On Sunday, a woman from the church where I am serving commented on how comfortable the children seemed with me, “and you picked up that little black girl and it just seemed to make her so happy.”

The little black girl was my little girl, who just couldn’t take sharing her mother with the rest of the children of the church any longer.  It was pick her up (she was attempting to scale my left leg at the moment) or move the microphone so that her subsequent meltdown did not give the folks listening on assisted hearing devices a heart attack.

After church, we went to camp for a great swim with friends followed by some Father’s Day fun with my dad. There were a few of us in the locker room, changing after the swim. One of the parents opened the locker room door, and I heard a voice, “Selam, I see your grandpa,”

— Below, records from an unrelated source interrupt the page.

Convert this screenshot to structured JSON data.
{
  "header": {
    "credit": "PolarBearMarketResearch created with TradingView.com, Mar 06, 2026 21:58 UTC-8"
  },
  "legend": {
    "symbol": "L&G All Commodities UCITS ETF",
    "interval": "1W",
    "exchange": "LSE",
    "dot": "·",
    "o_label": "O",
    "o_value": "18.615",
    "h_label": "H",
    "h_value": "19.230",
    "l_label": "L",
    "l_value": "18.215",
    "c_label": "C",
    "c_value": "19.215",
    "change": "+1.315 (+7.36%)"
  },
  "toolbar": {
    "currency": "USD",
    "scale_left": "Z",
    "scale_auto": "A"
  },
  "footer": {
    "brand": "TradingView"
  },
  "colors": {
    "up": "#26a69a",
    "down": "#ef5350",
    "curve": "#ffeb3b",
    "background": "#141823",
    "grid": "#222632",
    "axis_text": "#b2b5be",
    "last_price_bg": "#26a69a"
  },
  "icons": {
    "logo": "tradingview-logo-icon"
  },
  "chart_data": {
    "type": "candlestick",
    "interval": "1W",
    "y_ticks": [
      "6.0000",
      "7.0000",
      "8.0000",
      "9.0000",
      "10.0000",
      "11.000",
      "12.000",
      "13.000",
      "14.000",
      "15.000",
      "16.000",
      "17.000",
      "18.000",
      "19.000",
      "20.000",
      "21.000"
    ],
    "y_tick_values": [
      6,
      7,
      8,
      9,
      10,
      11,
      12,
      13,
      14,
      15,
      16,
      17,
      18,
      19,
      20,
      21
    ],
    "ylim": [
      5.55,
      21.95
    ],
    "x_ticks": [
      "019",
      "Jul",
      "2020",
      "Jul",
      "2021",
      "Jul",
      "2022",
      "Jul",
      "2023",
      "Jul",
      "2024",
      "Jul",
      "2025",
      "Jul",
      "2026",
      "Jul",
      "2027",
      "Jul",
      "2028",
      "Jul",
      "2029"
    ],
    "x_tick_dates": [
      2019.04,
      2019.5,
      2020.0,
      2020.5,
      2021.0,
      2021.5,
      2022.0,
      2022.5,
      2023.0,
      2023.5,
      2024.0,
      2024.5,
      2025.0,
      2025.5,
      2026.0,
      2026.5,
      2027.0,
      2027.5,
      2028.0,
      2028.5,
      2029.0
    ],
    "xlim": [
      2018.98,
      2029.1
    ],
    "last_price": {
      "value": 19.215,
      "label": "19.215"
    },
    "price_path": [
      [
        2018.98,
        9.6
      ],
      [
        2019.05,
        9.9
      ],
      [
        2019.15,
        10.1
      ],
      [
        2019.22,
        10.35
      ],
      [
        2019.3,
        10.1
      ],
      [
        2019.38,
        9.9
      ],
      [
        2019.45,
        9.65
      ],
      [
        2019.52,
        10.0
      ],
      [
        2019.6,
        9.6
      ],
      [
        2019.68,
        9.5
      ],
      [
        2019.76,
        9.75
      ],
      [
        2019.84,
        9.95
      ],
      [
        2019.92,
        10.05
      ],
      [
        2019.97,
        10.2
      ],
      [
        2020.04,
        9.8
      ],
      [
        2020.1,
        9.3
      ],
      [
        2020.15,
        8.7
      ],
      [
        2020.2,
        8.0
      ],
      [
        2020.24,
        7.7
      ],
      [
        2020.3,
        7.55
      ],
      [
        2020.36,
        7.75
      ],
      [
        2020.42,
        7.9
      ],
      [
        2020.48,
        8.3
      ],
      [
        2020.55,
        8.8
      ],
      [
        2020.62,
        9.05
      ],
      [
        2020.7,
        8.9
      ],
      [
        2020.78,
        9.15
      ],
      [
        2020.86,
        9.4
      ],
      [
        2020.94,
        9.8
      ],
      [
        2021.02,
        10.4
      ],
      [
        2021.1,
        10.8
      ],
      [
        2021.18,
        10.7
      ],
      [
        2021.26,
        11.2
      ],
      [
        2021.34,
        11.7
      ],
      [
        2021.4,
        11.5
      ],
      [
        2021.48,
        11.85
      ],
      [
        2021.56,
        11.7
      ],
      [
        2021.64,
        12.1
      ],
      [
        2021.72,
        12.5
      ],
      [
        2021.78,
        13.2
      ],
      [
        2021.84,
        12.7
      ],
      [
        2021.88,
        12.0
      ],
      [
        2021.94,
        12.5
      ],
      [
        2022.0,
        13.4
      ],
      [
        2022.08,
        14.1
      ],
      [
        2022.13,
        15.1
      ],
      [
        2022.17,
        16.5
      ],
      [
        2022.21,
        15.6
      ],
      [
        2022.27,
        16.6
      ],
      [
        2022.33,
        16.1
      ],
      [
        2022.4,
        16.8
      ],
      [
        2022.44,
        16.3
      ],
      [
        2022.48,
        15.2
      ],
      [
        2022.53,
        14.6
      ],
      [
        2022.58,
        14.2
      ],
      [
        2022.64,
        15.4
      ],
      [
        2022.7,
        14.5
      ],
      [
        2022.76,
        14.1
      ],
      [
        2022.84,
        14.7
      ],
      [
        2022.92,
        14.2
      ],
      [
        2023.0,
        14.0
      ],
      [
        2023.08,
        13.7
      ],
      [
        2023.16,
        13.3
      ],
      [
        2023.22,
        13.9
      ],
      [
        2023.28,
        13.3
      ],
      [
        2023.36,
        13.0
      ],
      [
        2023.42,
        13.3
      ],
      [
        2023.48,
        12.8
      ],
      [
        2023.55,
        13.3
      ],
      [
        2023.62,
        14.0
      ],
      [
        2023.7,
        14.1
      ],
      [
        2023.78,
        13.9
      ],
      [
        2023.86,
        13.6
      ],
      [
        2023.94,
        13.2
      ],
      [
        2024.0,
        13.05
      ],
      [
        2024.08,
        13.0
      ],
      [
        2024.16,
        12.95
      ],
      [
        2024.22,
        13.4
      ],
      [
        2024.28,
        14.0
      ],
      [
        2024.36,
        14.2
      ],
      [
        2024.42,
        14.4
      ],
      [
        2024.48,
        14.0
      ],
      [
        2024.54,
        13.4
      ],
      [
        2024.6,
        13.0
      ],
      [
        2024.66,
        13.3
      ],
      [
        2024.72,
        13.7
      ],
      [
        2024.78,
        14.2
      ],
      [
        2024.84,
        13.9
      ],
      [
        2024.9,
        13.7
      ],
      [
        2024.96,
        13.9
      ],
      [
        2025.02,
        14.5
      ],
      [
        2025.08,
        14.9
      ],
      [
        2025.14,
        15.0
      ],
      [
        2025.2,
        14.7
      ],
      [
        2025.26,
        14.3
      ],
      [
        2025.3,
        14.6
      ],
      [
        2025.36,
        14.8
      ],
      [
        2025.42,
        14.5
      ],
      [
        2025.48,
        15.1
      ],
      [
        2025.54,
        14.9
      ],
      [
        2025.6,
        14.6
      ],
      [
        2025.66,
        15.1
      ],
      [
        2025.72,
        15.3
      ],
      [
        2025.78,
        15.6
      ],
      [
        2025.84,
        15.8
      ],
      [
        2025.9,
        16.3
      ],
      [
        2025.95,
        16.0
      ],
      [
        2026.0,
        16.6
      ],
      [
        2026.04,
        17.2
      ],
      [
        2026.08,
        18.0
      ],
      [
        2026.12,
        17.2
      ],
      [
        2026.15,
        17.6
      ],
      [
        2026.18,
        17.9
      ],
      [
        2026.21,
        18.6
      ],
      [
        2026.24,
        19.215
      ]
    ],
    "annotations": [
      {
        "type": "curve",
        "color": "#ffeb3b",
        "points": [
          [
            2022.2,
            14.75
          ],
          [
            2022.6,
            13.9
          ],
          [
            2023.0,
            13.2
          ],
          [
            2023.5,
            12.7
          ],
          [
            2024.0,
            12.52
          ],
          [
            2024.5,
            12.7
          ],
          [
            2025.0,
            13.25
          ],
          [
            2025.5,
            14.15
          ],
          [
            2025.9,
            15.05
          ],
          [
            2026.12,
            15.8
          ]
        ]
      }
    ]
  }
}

Before I could even get to the door, she had bolted out, and dad was hugging her with one arm while finishing his phone call with the other.  Selam was bouncing up and down with excitement.  He closed the phone and catapulted into his arms.

It’s such a small thing, to have people know to whom you belong. Such a small thing, but such an everything.

After lunch and ice cream, we came back to camp, and hung out for a little while at the horse barn, looking at the horses and taking pictures. Some of dad’s fellow volunteers and staff members were getting ready to take off on a day off. They were hanging around and waiting for their whole group to show up. Some of them talked to Dad, and one took our picture with Dad’s camera.  A final group member showed up, “Dave! This must be your granddaughter!”

I sort of love the word “your.”

I think my dad does, too.


2 thoughts on “Belonging

  1. I do like the word “your”. I can remember exactly when I first used the words “my granddaughter” when referring to Selam. I hadn’t even met her yet, but the words had a much more powerful effect than i expected.